Probability can be studied in conjunction with set theory, with Venn Diagrams being particularly useful in analysis. The probability of a certain event occurring, for example, can be represented by P(A). The probability of a different event occurring can be written P(B). Clearly, therefore, for two events A and B,
P(A) + P(B) - P(AnB) = P(AuB)
Events A and B are mutually exclusive if they have no events in common. In other words, if A occurs B cannot occur and vise versa. If, for example, we are asked to pick a card from a pack of 52, the probability that the card is red is 1/2 . The probability that the card is a club is 1/4 . However, if the card is red it can't be a club. These events are therefore mutually exclusive. If two events are mutually exclusive, P(AnB) = 0, so P(A) + P(B) = P(AuB)

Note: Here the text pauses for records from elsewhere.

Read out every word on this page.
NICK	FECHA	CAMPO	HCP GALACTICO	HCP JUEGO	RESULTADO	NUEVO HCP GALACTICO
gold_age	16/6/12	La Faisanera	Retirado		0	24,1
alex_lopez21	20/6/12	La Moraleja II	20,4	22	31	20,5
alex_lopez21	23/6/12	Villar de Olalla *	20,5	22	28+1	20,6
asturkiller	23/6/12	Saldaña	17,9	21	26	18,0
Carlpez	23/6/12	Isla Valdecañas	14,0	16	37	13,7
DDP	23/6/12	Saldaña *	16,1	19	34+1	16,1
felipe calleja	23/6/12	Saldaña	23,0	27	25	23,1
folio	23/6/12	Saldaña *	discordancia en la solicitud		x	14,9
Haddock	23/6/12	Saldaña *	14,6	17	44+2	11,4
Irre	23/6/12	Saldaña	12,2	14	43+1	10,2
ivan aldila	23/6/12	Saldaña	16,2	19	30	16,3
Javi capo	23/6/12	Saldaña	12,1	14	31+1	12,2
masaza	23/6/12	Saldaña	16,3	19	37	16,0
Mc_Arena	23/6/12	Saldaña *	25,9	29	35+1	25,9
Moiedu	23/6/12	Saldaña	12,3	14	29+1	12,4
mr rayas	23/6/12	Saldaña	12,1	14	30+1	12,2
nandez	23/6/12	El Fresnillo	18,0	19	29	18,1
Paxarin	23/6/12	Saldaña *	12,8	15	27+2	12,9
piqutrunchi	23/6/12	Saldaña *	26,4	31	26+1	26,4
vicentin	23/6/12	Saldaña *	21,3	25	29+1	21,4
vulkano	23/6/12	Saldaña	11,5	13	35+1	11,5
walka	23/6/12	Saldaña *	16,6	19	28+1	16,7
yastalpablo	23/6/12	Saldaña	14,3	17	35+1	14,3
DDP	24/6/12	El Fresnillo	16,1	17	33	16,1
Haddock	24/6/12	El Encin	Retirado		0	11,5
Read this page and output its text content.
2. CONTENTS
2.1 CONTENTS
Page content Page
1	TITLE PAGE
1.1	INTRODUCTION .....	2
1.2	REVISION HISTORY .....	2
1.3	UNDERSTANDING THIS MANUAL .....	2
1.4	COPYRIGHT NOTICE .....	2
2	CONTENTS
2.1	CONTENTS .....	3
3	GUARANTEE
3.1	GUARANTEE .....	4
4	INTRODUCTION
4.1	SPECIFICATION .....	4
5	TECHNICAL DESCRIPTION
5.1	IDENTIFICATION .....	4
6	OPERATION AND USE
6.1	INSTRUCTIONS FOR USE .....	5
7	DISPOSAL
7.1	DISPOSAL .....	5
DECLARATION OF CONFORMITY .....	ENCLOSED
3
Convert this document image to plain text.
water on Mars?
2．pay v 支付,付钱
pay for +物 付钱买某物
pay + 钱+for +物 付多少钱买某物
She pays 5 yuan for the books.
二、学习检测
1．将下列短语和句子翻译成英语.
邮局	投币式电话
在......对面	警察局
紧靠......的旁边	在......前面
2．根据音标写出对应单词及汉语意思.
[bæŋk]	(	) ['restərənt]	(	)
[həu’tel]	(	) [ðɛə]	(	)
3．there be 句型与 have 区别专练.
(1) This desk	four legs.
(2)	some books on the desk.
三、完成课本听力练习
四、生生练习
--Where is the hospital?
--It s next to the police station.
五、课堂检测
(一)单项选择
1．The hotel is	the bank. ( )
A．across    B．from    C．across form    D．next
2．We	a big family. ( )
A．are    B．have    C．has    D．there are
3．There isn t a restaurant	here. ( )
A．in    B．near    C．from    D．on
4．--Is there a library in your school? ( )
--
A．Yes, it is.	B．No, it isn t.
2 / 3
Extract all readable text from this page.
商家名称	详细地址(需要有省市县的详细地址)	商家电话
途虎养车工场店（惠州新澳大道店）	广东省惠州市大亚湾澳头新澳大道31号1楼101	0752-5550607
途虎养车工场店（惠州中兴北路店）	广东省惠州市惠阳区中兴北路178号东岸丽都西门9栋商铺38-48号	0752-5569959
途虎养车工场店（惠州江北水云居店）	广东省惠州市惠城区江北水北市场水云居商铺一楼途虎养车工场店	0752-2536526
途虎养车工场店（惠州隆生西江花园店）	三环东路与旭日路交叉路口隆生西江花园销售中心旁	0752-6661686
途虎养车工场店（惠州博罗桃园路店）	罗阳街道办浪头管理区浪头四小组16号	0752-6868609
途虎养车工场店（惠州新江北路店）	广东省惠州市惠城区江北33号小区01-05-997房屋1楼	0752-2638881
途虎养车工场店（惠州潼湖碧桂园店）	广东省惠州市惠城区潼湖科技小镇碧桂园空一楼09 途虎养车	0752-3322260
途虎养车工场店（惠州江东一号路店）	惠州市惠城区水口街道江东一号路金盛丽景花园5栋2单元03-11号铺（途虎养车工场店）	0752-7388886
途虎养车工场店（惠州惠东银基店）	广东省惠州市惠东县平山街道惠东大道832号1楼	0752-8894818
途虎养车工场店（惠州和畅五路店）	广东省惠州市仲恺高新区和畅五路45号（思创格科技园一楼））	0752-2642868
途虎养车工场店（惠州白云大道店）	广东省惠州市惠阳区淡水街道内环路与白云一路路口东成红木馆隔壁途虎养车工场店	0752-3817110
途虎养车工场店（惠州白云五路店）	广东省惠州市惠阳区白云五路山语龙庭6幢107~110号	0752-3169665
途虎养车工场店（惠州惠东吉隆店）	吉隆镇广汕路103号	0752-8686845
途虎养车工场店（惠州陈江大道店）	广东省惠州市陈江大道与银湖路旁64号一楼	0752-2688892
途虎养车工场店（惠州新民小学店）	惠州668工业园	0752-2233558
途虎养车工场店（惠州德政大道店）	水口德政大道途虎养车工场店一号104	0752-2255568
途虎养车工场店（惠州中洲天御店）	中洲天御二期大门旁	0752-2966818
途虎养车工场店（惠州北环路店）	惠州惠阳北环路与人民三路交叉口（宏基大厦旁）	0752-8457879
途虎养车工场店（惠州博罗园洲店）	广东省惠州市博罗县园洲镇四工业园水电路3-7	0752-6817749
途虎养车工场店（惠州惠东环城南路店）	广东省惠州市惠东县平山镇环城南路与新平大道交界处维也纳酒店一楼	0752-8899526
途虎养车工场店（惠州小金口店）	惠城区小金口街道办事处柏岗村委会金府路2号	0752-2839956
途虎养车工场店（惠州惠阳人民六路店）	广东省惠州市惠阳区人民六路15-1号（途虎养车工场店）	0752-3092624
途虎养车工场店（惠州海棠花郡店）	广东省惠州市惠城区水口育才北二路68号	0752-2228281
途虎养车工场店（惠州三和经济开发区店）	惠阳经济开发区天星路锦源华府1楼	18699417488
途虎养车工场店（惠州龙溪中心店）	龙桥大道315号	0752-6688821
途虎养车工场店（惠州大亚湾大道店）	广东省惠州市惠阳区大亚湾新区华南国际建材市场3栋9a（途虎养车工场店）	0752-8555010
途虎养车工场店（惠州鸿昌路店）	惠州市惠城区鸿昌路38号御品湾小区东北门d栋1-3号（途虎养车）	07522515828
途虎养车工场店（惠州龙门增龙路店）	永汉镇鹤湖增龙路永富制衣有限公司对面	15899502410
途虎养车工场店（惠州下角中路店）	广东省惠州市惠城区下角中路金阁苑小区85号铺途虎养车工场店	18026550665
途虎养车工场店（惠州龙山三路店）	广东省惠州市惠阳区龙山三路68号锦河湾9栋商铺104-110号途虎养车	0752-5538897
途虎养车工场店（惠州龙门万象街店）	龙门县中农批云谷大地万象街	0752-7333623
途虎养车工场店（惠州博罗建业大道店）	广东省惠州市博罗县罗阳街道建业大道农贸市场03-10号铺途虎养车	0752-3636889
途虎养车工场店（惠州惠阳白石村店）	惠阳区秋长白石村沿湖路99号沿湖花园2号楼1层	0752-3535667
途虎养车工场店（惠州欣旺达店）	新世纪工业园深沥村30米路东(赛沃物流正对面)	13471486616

Two events are independent if the first one does not influence the second. For example, if a bag contains 2 blue balls and 2 red balls and two balls are selected randomly, the events are:
a) independent if the first ball is replaced after being selected
b) not independent if the first ball is removed without being replaced. In this instance, the are only three balls remaining in the bag so the probabilities of selecting the various colours have changed.
Two events are independent if (and only if): P(AnB) = P(A)P(B) .
Conditional probability is the probability of an event occurring, given that another event has occurred. For example, the probability of John doing mathematics at A-Level, given that he is doing physics may be quite high. P(A|B) means the probability of A occurring, given that B has occurred. For two events A and B,
P(AnB) = P(A|B)P(B) and similarly P(AnB) = P(B|A)P(A)